JMJD3c facilitates the MYOD1-mediated muscle differentiation of hESCs. (A) Schematic of the differentiation protocol. JMJD3c-hESCs were treated with or without Dox on Days 1 to 2 after plating and were transfected with synthetic mRNAs for MYOD1 or Emerald three times on Days 2 and 3. The cells were collected for each experiment on Day 5. (B) qRT-PCR analyses of the expression of myogenic genes in MYOD1-differentiated cells with (+Dox) or without (−Dox) Dox treatment. −, no transfection; Em, Emerald transfection; MYOD1, MYOD1 transfection. The expression levels were normalized to GAPDH. The error bars indicate the s.e.m. from three independent biological replicates. (C-E) ChIP-qPCR analyses of H3K27me3 (C), H3K4me3 (D) and H3K27ac (E) in the MYOG and MEF2C promoters of MYOD1-transfected cells with (+Dox) or without (−Dox) Dox treatment. Three (a-c) and two (a,b) regions of the MYOG and MEF2C promoters were tested, respectively. In human myoblasts, the MYOG (a,b) and MEF2C (a) regions are only enriched for H3K27ac, but not H3K4me3, whereas the MYOG (c) and MEF2C (b) regions are enriched for both markers (see also Fig. S6). T, positive control; SOX1-3′, negative control. The error bars indicate the s.e.m. from three independent biological replicates. *P<0.05, t-test. (F) Immunostaining for MHC in the cells overexpressing JMJD3c (+Dox), MYOD1 or both JMJD3c and MYOD1 (+Dox +MYOD1). Scale bar: 200 μm. (G) The percentage of nuclei contained within the MHC-stained cells out of total cells. The error bars indicate the s.e.m. from three independent biological replicates. *P<0.01, t-test. (H) MHC immunostaining in the MYOD1-transfected cells overexpressing JMJD3c or the JMJD3c mutant.

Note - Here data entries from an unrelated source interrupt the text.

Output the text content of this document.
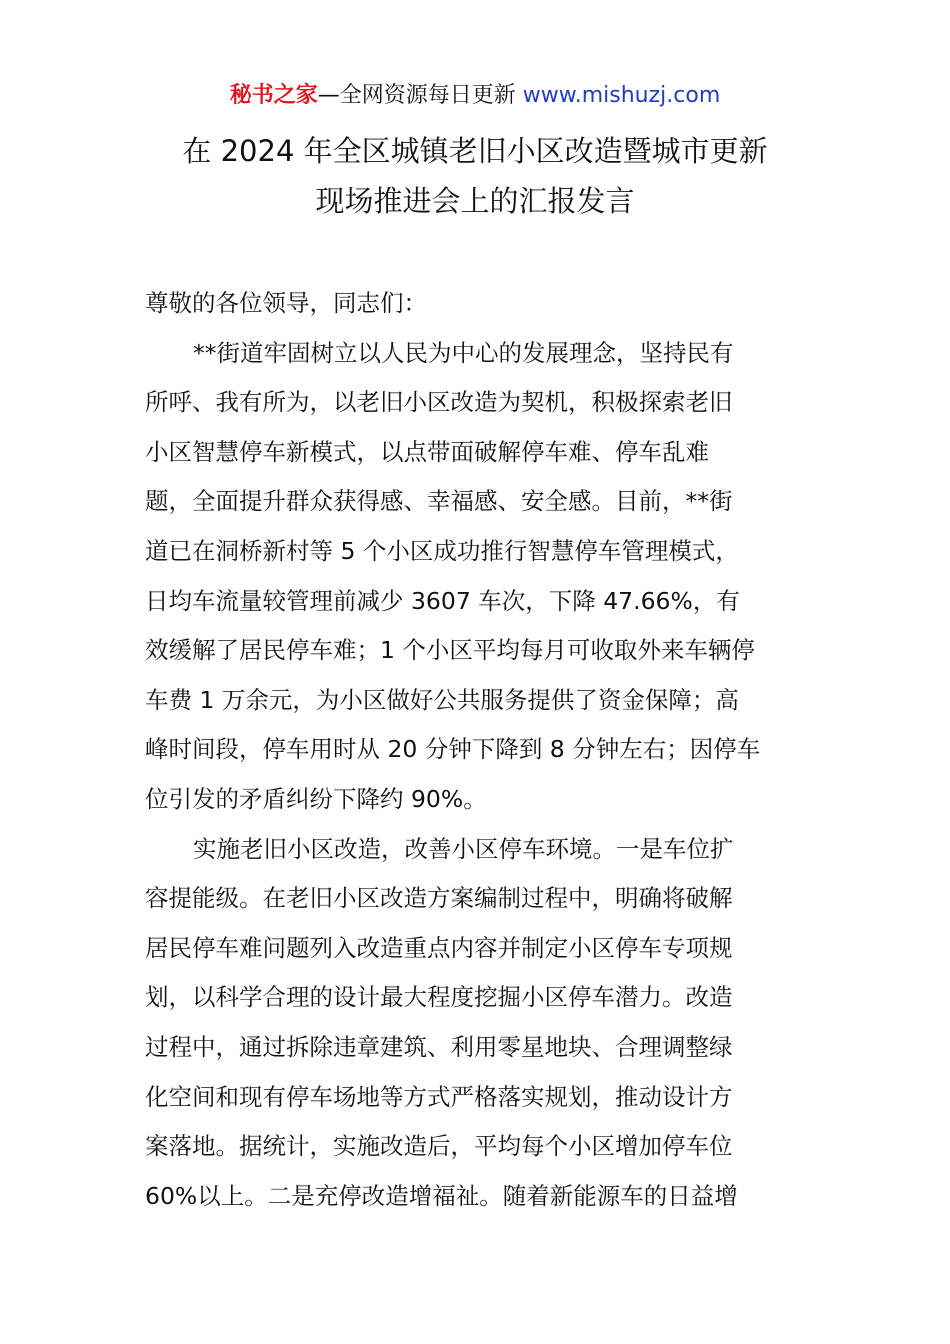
秘书之家—全网资源每日更新 www.mishuzj.com
在 2024 年全区城镇老旧小区改造暨城市更新
现场推进会上的汇报发言

尊敬的各位领导，同志们：

**街道牢固树立以人民为中心的发展理念，坚持民有

所呼、我有所为，以老旧小区改造为契机，积极探索老旧

小区智慧停车新模式，以点带面破解停车难、停车乱难

题，全面提升群众获得感、幸福感、安全感。目前，**街

道已在洞桥新村等 5 个小区成功推行智慧停车管理模式，

日均车流量较管理前减少 3607 车次，下降 47.66%，有

效缓解了居民停车难；1 个小区平均每月可收取外来车辆停

车费 1 万余元，为小区做好公共服务提供了资金保障；高

峰时间段，停车用时从 20 分钟下降到 8 分钟左右；因停车

位引发的矛盾纠纷下降约 90%。

实施老旧小区改造，改善小区停车环境。一是车位扩

容提能级。在老旧小区改造方案编制过程中，明确将破解

居民停车难问题列入改造重点内容并制定小区停车专项规

划，以科学合理的设计最大程度挖掘小区停车潜力。改造

过程中，通过拆除违章建筑、利用零星地块、合理调整绿

化空间和现有停车场地等方式严格落实规划，推动设计方

案落地。据统计，实施改造后，平均每个小区增加停车位

60%以上。二是充停改造增福祉。随着新能源车的日益增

The percentage of nuclei contained within the MHC-stained cells is shown. n=3. Scale bar: 200 μm. (I) RNA-seq analyses of upregulated genes in the myogenic cells that were induced from hESCs (ES-iMuscle) and human skeletal myotubes (Myotube). Upregulated genes were determined using ExAtlas (fold-change >4 in induced myogenic cells and >10 in myotubes relative to hESCs, z-value >4).

Fig. 6.

Synthetic mRNA-mediated myogenic differentiation of hESCs and iPSCs. (A) Schematic of the differentiation protocol. hESC/iPSCs were transfected with synthetic mRNAs for JMJD3c or mCherry twice on Days 1 and 2 and MYOD1 three times on Days 2 and 3. The cells were fixed for immunostaining on Day 5. (B) MHC immunostaining in cells that were transfected with MYOD1 after mCherry or JMJD3c transfection. Scale bar: 200 μm. (C) The percentage of nuclei contained within MHC-stained cells. The error bars indicate the s.e.m. from three independent biological replicates. *P<0.01, t-test. −, no transfection. (D) Representative image showing muscular fusion (arrowheads). Scale bar: 50 μm. (E) Immunostaining for creatine kinase M (CK-M). The arrow shows a mature skeletal muscle. Scale bar: 50 μm. (F) Induced myogenic cells were labeled with green fluorescence and co-cultured with mouse C2C12 cells, nuclei of which were labeled with red fluorescence. On Days 3 and 5 after co-culturing, cell fusions were detected (arrowheads). Scale bar: 50 μm. (G) H9-hESCs and hiPSCs derived from BJ fibroblasts were transfected with mCherry or JMJD3c, followed by MYOD1, and were immunostained for MHC. Scale bar: 200 μm. n=3. The percentage of nuclei contained within MHC-stained cells is shown.